OUR NEIGHBOURHOOD

NOWY SWIAT - or “New World” - street, part of the historic Royal Route, is one of the most recognized streets in Poland. It played a huge role in the social life of the nobility since the 17th century. Vibrant, inspiring, full of fancy restaurants, bars and clubs. The venue of cultural and fashion outdoor events. It is the most popular meeting place in Warsaw.

You’ll glimpse it in the bustling boutiques and the popular designer stores. You’ll feel it as you stroll down the rows of pubs and jazz clubs that line the banks of the Vistula river, and which are filled from dusk until the small hours with prosperous locals and students.

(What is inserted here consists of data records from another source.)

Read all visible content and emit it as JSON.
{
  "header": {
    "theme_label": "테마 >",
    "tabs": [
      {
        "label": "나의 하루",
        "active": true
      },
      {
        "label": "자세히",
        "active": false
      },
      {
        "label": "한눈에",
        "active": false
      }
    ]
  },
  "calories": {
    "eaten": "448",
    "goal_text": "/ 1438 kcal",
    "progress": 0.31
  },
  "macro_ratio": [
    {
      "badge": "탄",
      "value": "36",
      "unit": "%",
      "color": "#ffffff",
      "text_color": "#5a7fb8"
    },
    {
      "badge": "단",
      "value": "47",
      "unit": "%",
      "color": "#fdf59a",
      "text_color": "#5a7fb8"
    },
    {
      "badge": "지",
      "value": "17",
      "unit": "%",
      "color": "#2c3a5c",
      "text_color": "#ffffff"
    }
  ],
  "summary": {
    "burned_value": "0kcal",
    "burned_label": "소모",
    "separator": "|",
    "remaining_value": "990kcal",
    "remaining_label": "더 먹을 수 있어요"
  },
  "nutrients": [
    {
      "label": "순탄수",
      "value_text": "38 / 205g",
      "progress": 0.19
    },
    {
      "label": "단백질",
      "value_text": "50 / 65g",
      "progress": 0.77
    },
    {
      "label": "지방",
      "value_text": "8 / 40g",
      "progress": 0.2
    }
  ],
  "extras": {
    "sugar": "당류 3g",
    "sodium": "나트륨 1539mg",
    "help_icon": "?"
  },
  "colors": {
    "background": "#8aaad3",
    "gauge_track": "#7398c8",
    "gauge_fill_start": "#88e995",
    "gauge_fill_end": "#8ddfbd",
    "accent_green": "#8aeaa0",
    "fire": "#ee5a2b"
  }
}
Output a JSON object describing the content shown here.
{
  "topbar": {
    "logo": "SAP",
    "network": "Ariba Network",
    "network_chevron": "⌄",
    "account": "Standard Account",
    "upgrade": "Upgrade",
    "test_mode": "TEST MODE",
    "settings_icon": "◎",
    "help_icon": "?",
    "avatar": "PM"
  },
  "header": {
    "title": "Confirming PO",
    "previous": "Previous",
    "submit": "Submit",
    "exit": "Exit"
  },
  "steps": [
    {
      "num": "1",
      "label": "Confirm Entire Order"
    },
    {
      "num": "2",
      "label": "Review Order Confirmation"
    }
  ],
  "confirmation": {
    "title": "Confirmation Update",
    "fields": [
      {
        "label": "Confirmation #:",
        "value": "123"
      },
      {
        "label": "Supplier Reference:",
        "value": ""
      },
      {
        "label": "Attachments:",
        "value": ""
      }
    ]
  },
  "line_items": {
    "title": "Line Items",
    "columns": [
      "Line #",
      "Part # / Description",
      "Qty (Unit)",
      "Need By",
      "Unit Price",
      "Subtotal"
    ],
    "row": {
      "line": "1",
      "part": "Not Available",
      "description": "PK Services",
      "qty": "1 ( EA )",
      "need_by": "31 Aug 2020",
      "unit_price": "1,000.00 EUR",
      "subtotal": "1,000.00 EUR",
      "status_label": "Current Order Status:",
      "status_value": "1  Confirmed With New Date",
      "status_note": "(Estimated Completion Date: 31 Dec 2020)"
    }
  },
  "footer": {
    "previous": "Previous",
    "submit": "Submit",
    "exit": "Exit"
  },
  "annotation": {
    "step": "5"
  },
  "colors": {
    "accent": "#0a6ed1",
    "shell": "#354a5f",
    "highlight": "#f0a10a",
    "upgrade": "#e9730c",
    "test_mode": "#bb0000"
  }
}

It is a space for artists, with a spread of small studios and galleries and some original public art installations, including quirky 50 foot-high “Warsaw Palm Tree”. When describing hotel’s location we say - Hotel by the Palm Tree. Easy to find.

Fryderyk Chopin, internationally renowned composer, also lived in the neighbourhood until the age of 20, on Krakowskie Przedmieście street no. 5. It was in Warsaw that he studied music and where his heart found its final resting place in Holy Cross Church (kościół św. Krzyża) on Krakowskie Przedmieście. ‘A native of Warsaw, a Pole at heart, with the talent of a world citizen.’ – Polish poet Cyprian Kamil Norwid wrote about Chopin.

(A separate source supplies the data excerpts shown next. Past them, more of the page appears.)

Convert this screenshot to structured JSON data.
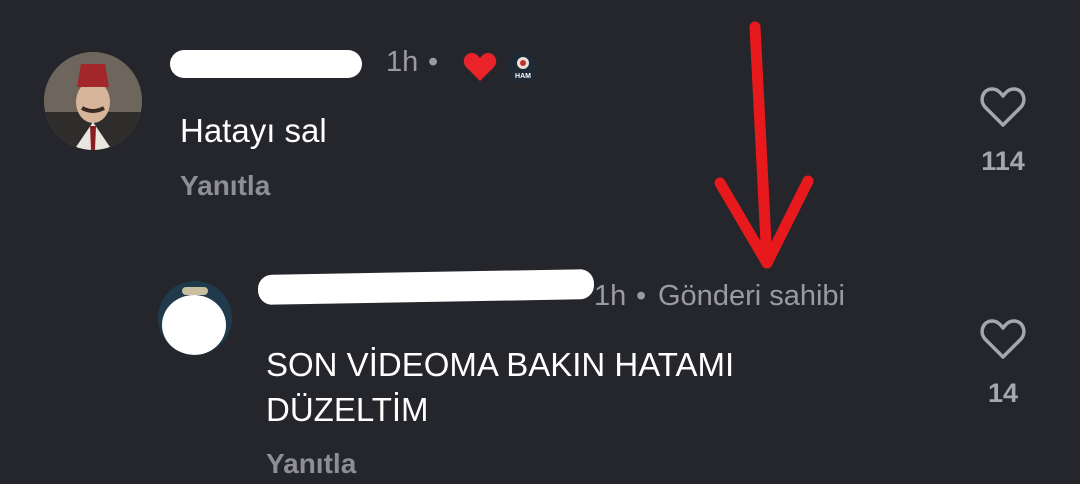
{
  "comments": [
    {
      "time": "1h",
      "separator": "•",
      "text": "Hatayı sal",
      "reply_label": "Yanıtla",
      "likes": "114",
      "creator_liked": true,
      "badge_text": "HAM"
    },
    {
      "time": "1h",
      "separator": "•",
      "author_tag": "Gönderi sahibi",
      "text_line1": "SON VİDEOMA BAKIN HATAMI",
      "text_line2": "DÜZELTİM",
      "reply_label": "Yanıtla",
      "likes": "14"
    }
  ],
  "annotation": {
    "type": "arrow",
    "color": "#e8191c"
  },
  "icons": [
    "heart-outline-icon",
    "heart-filled-icon",
    "channel-badge-icon"
  ],
  "colors": {
    "background": "#25262b",
    "muted": "#9a9ba1",
    "like_red": "#e8232a"
  }
}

SMOLNA STREET, where the Hotel Indigo is located, was home to a few notable representatives of Polish culture and art.

Franciszek Żmurko, one of Warsaw’s most renowned painters of the academism, occupied the top level of Smolna 40 building.

A novelist Tadeusz Boy-Żeleński lived at Smolna 11. Today his home is an office of Iskra publishing company, which nurtures the memory of him and other Polish writers. One of the rooms turned into Boy's office, full of old furniture and trinkets. There are Boy's letters and many books with writer's dedicates.

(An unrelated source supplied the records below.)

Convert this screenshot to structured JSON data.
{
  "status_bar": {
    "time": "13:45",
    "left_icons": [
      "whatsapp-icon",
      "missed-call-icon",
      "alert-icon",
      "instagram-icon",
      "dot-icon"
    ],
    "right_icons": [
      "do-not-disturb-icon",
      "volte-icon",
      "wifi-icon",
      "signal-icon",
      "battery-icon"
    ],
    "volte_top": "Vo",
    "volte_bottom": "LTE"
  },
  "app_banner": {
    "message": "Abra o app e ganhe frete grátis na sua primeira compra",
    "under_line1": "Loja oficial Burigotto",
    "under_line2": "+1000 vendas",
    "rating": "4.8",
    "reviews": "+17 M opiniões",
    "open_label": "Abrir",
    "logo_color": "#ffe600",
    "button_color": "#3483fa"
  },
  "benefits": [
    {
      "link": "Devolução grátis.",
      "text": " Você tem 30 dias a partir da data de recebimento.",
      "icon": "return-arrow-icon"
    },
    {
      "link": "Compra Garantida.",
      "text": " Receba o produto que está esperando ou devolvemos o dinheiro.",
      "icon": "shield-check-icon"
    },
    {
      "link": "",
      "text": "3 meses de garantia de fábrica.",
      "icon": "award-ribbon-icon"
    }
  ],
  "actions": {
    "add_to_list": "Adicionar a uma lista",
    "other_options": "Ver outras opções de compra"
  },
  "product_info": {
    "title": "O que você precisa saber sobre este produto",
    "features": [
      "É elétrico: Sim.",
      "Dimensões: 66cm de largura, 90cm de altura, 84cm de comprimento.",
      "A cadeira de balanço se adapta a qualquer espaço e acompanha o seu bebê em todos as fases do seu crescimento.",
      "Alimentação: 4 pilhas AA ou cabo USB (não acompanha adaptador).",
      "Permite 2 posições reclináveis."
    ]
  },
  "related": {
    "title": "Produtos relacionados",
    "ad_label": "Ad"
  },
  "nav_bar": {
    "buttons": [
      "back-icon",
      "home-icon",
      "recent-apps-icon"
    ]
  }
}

The house no. 21 was occupied by the famous Polish writer Zygmunt Kisielewski, Pilsudski's legionnaire, novelist, father of Stefan Kisielewski, grandfather of pianist Wacław Kisielewski.

A well-known resident of the house no. 36 was Jadwiga Waydel-Dmochowska, the author of the most beautiful memoirs about Warsaw of the 19th and 20th centuries.

At house no. 17 lived Helena Szalayowa, who hosted in 1913 her famous sister - Maria Skłodowska-Curie.